Y tan hermoso vio la Muerte en el canto
a su jardín, que lo quiso ir a ver, y se levantó del pecho del emperador, y
desapareció como un vapor por la ventana.
-¡Gracias, gracias, pájaro celeste!-decía
el emperador.-Yo te desterré de mi reino, y tú destierras a la muerte de mi
corazón. ¿Cómo te puedo yo pagar?
-Tú me pagaste ya, emperador, cuando te
hice llorar con mi canto: las lágrimas que arranca a las almas de los hombres
son el único premio digno del pájaro cantor. Duerme, emperador, duerme: yo cantaré
para ti.
Y con sus trinos y arpegios se fue durmiendo
el enfermo en un rueño de salud. Cuando despertó, entraba el sol, como oro vivo,
por la ventana. Ni uno solo de sus criados, ni un solo mandarín, había venido
a verlo. Lo creían muerto todos. El ruiseñor no más estaba junto a su cama:
el ruiseñor, cantando.
-¡Siempre estarás junto a mí! ¡En el palacio
vivirás, y cantarás cuando quieras! ¡Yo romperé al pájaro artificial en mil
pedazos!
-No lo rompas en mil pedazos, emperador:
él te sirvió bien mientras pudo: yo no puedo vivir en el palacio, ni fabricar
entre los cortesanos mi nido. Yo vendré al árbol que cae a tu ventana, y te
cantaré en la noche, para que tengas sueños felices. Te cantaré de los malos
y de los buenos, y de los que gozan y de los que sufren. Los pescadores me esperan,
emperador, en sus casas pobres de la orilla del mar. El ruiseñor no puede ser
infiel a los pescadores. Yo te vendré a cantar en la noche si me prometes una
cosa.
-¡Todo te lo prometo!-dijo el emperador,
que se había levantado de su cama, y tenía puesta la túnica imperial, y en la
mano su gran espada de oro.
-¡No digas que tienes un pájaro amigo que
te lo cuenta todo, porque le envenenarán el aire al pájaro!-Y salió volando
el ruiseñor, y echando al aire un ramillete de arpegios.

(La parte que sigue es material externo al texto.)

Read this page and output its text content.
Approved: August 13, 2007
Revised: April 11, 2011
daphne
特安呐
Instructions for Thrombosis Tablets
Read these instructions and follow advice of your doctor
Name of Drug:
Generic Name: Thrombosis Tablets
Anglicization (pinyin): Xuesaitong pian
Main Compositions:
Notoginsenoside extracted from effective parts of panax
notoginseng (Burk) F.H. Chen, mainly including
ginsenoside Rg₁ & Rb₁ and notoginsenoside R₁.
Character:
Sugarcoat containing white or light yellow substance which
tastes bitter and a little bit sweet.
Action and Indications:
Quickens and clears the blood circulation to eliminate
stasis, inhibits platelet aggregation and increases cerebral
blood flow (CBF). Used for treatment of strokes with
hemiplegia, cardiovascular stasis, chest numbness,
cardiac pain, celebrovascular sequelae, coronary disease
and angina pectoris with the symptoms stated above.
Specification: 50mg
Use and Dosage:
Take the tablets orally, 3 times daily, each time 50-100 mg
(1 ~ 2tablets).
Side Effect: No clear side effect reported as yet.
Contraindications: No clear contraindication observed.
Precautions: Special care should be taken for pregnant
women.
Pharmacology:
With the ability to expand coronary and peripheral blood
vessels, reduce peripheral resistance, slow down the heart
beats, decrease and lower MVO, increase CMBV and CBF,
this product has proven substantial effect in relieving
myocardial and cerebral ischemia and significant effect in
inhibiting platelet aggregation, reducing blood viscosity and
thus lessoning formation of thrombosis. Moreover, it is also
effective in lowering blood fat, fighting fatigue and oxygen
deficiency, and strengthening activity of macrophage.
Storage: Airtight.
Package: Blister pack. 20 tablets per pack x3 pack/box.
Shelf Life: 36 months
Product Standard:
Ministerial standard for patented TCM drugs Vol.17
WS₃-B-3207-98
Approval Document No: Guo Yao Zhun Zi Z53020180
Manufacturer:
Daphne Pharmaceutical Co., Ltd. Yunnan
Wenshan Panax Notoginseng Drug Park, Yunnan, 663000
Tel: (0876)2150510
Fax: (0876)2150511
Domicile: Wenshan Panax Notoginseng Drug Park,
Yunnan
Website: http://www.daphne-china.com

Los mandarines entraron de repente en el
cuarto, detrás del mandarín mayor, a ver al emperador muerto. Y lo vieron de
pie, con su túnica imperial; con la mano de la espada puesta al corazón. Y se
oía, como una risa, el canto del ruiseñor.
-¡Tsing-pé! ¡Tsing-pé!-dijo el gran mandarín,
y dio dieciocho vueltas seguidas con los brazos abiertos, y se echó por tierra,
con la frente a los pies del emperador. Y a los mandarines, arrodillados en
el aire, les temblaba en la nuca la cola.